Le graphique 2 présente le classement des 250 villes les plus attractives en termes de nombre de projets d’investissements directs étrangers (IDE) reçus sur la période 2003-2014, en tenant compte de la présence d’un métro. Shanghai et Singapour arrivent en tête. Paris arrive en 7e position avec près de 1 500 projets reçus, juste devant New York. Dans l’ensemble, les villes possédant un métro (en bleu) semblent se trouver dans le top du classement en termes de nombre d’IDE reçus, alors que les villes ne possédant pas de métros se trouvent plutôt dans le bas classement, suggérant l’existence d’un lien positif entre métro et attractivité internationale des villes.

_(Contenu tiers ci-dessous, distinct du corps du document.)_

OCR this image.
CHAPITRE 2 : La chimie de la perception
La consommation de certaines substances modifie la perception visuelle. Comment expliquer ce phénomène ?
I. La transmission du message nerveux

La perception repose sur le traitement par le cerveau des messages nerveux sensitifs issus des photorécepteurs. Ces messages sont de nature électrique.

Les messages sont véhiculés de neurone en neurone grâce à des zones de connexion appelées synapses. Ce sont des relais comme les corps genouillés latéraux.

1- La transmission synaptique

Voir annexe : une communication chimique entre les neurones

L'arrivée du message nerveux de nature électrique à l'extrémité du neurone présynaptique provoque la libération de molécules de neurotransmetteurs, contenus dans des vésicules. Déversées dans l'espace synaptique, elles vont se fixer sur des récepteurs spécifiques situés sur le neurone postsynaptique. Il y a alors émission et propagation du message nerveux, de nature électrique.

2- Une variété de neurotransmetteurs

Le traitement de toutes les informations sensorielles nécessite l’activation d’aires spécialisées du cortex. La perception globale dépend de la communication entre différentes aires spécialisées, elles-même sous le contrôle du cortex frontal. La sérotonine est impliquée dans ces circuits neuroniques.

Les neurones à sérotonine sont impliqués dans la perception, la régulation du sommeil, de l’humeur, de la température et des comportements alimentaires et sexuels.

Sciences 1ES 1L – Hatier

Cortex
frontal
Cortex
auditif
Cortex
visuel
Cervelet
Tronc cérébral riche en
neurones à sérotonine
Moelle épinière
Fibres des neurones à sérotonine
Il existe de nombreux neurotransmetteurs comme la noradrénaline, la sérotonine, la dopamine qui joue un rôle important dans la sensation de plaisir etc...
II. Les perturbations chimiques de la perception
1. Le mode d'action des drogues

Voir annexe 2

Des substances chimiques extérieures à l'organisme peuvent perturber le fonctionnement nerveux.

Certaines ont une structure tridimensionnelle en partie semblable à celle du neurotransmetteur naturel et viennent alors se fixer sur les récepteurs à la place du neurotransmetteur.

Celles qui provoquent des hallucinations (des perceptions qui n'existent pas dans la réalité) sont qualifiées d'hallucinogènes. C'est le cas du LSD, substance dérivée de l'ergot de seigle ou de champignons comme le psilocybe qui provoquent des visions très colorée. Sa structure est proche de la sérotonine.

Pour l’analyse économétrique, tout l’enjeu consiste à isoler l’effet du métro de tous les autres facteurs susceptibles d’influencer les investissements directs étrangers. En effet, des études réalisées au niveau des pays ou des régions montrent que d’autres déterminants, en particulier économiques, affectent les choix de localisation des entreprises multinationales (Py et Hatem, 2009). Par ailleurs, les autres infrastructures de transport public (aéroports et routes en particulier) peuvent avoir un effet sur la localisation et le dynamisme de l’activité économique (Strauss-Kahn et Vives, 2009 ; Duranton et Turner, 2012).

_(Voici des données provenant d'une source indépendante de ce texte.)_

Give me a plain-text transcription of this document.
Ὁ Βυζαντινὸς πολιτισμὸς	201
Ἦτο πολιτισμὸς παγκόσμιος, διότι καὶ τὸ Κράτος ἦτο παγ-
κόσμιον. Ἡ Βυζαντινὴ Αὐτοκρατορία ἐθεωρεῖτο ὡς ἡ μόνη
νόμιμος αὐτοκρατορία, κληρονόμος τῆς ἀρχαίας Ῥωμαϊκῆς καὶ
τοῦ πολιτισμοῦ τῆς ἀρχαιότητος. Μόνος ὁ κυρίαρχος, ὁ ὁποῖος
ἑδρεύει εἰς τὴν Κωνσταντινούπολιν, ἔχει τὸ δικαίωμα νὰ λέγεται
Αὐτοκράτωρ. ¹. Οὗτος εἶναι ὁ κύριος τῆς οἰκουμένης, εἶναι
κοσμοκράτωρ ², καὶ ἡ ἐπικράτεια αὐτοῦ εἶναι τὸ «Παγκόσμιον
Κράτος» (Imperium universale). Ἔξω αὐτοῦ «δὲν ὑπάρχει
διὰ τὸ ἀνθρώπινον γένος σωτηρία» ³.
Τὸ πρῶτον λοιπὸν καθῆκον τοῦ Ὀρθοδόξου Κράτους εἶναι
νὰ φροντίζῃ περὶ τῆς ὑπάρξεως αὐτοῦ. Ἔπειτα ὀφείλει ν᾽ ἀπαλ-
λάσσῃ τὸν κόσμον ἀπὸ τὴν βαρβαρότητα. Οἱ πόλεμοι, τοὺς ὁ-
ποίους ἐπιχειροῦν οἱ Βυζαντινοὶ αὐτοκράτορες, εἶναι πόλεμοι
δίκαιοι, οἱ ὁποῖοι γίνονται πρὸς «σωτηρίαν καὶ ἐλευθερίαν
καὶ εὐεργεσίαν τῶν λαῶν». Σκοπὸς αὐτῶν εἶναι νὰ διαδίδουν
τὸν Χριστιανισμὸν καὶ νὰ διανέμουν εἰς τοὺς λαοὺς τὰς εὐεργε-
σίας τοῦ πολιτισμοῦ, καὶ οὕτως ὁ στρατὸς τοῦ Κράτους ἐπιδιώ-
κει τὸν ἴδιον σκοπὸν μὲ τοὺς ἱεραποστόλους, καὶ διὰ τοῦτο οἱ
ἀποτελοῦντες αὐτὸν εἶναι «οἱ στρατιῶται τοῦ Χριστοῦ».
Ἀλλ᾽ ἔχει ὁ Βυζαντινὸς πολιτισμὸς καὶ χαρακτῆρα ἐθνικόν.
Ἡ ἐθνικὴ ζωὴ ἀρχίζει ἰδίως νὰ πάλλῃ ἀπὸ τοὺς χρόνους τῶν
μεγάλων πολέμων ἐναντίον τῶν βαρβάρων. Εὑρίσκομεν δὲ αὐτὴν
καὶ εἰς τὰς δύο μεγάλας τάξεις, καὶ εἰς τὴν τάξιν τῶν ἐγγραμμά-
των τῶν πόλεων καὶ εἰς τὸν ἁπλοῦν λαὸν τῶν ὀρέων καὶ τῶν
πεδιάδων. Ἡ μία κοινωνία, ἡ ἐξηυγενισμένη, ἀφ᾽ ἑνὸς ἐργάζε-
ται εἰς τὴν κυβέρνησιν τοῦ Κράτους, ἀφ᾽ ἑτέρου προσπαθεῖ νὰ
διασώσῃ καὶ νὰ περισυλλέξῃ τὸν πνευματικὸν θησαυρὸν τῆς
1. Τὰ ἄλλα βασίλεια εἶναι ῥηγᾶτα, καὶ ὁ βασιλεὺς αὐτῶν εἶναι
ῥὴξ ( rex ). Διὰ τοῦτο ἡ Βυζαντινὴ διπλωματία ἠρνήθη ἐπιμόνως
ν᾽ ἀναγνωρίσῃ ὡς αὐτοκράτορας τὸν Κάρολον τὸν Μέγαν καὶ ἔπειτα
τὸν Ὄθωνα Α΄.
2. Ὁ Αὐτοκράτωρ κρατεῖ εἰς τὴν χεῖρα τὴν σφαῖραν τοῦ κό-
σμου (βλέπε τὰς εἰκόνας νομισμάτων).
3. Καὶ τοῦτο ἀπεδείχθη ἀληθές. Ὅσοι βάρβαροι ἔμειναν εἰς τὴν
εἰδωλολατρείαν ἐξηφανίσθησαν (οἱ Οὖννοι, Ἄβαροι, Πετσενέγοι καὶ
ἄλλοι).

Dans cette perspective, nous avons collecté pour chaque ville des informations sur: i) leur taille économique (valeur ajoutée, population, capitale), ii) les autres infrastructures de transports (tramways, routes, ports et aéroports), iii) l’organisation de grands évènements (Jeux olympiques, Coupe du monde de football, Exposition universelle). L’analyse empirique, reposant sur les choix de localisation des multinationales dans près de 3 500 villes du monde, est menée en contrôlant pour tous ces facteurs.
Les résultats indiquent que disposer d’un large réseau de métro améliore significativement l’attractivité internationale d’une ville. Ils sont cohérents avec ceux de Mayer et Trévien (2017) selon lesquels le nombre d’entreprises multinationales est plus élevé dans les villes connectées au Réseau Express Régional (RER) en Île de France.
Quels effets attendre du Grand Paris Express ?
Avec un coût total qui pourrait dépasser 35 milliards d’euros selon les dernières estimations de la Société du Grand Paris, le projet du Grand Paris Express suscite des débats. Étant donné l’ampleur des moyens engagés, il est important de s’interroger sur ses effets potentiels.
Le Grand Paris Express prévoit la construction de 68 nouvelles gares et 205 km de nouvelles lignes, soit un doublement de la taille du réseau parisien. Selon nos résultats, toutes choses égales par ailleurs, doubler la taille d’un métro dans une ville attirerait environ 15 % de projets d’investissements directs étrangers supplémentaires.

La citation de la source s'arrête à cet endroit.